I can’t get Twin Elms out of my mind…and the idea that the working students live there. It could be my ticket to escape. Escaping the farm manager’s trailer where Aunt Sophia and I are living under Wade’s watchful eye. The living room walls here are covered with fake paneling, and I think the carpet is held together by mud and dog hair.
Brenda is here again today. Checking on me. She’s sitting on the couch I won’t ever sit on. I drag a wooden kitchen chair into the living room.
Aunt Sophia is in the kitchen fixing coffee, she says, but what she’s really doing is leaving me alone with Brenda. To talk. So far, Brenda’s doing all the talking.
“Your mother’s release date has been set.”
I nod.
“In three months. A little over. February eleventh.” Brenda flips some pages in a folder.
I nod again. What does she want me to say?
“She wants to see you for Thanksgiving. The correctional facility is hosting a dinner for the families.”
“Prison.”
“What?” Brenda looks up from her papers.

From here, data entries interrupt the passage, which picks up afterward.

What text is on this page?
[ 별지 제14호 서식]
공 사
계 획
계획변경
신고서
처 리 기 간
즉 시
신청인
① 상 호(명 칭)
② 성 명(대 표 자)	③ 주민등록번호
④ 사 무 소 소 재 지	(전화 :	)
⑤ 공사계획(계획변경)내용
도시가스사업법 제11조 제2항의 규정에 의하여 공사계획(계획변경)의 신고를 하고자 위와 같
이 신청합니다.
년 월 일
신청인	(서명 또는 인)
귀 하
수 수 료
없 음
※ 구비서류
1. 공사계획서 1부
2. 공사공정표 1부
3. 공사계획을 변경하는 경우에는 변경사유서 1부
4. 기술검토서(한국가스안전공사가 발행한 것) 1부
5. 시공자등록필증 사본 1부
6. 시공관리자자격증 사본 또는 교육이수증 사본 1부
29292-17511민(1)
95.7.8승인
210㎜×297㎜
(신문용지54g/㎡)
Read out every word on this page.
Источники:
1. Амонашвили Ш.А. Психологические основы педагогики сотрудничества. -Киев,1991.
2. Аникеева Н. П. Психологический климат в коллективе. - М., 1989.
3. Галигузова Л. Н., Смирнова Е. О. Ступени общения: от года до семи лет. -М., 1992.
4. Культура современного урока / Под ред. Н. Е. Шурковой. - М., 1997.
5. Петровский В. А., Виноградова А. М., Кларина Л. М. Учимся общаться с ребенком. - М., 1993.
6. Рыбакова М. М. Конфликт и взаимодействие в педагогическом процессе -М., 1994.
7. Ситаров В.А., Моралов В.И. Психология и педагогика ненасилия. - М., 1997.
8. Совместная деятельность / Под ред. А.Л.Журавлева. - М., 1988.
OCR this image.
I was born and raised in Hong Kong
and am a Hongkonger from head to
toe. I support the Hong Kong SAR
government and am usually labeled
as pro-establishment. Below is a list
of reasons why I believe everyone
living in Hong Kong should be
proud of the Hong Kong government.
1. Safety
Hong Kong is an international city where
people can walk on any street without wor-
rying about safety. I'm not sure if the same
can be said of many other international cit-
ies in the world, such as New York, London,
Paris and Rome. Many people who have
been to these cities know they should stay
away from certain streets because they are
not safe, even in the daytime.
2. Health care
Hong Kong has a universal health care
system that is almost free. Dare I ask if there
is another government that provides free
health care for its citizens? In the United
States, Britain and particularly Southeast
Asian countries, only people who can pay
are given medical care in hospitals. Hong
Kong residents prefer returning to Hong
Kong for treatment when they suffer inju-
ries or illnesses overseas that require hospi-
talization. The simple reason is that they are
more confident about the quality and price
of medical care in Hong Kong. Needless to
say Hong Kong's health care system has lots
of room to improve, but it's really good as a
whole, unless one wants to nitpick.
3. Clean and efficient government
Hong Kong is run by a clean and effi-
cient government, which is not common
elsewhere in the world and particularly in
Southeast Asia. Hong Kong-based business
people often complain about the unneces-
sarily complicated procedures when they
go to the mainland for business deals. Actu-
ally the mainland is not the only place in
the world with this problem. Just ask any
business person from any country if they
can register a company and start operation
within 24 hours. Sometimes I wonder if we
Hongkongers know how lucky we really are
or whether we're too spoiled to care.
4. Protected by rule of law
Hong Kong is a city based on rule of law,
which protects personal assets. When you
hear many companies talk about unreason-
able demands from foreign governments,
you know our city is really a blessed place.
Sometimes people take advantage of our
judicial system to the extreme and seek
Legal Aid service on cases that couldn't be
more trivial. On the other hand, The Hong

A cross between annoyed and confused flashes across her face.
I shrug. “She lives in a prison. Can’t you just call it that?”
So now she just looks annoyed. “You’re expected around four that afternoon. Your aunt is invited as well, of course.”
“Why are we talking about Thanksgiving? It’s not even November yet.”
Brenda puts the folder on the coffee table and tosses her reading glasses on top. She looks like she’s going to say something, but Aunt Sophia walks into the room with Girl Scout cookies. Sophia pushes the folder aside and sets the plate of cookies down. “How do you take your coffee?” she asks.
“Black.”
Not sure why but this surprises me. I figured Brenda for a four-sugars-and-heavy-cream type. While Aunt Sophia fusses around with the coffee cups, she mentions having to make arrangements at her farm in order to be away so long.
Brenda slides her folder closer and sets the cup on it. Her eyebrows scrunch together. “The state can help with expenses, if that’s a problem. I had it on authority that you’d be guardian until—”
Sophia waves her hand. “No, no. It’s okay. I will. I mean, I’m all set to stay here until…”
She trails off. Until she hands me back to her sister. Like an abandoned dog nobody wants.
They talk about me like I’m not in the room.
“Regina’s expenses, of course, are fully covered up to the release date.” She picks up her glasses and starts counting weeks. “The Thanksgiving event is in about six weeks.”
Aunt Sophia nods. “Okay.”
No one asked if I wanted to go.
“What if I don’t go?” I say.
Brenda stops looking at her calendar. “Don’t go?”
“Yeah. What if I don’t want to?”
“Regina.” Sophia sighs and collapses in the armchair.
“No one asked. Why should I?” My arms cross over my chest. If I stick my lip out I know I’ll complete the picture of a kid having a tantrum. I uncross my arms and try to sound reasonable. “Look. I don’t want to go see her, I don’t want to have Thanksgiving at a prison, and most of all I don’t want to live with her when she gets out.”
Brenda stares. Sophia looks away.
“She’s a psycho. Doesn’t anyone get that?”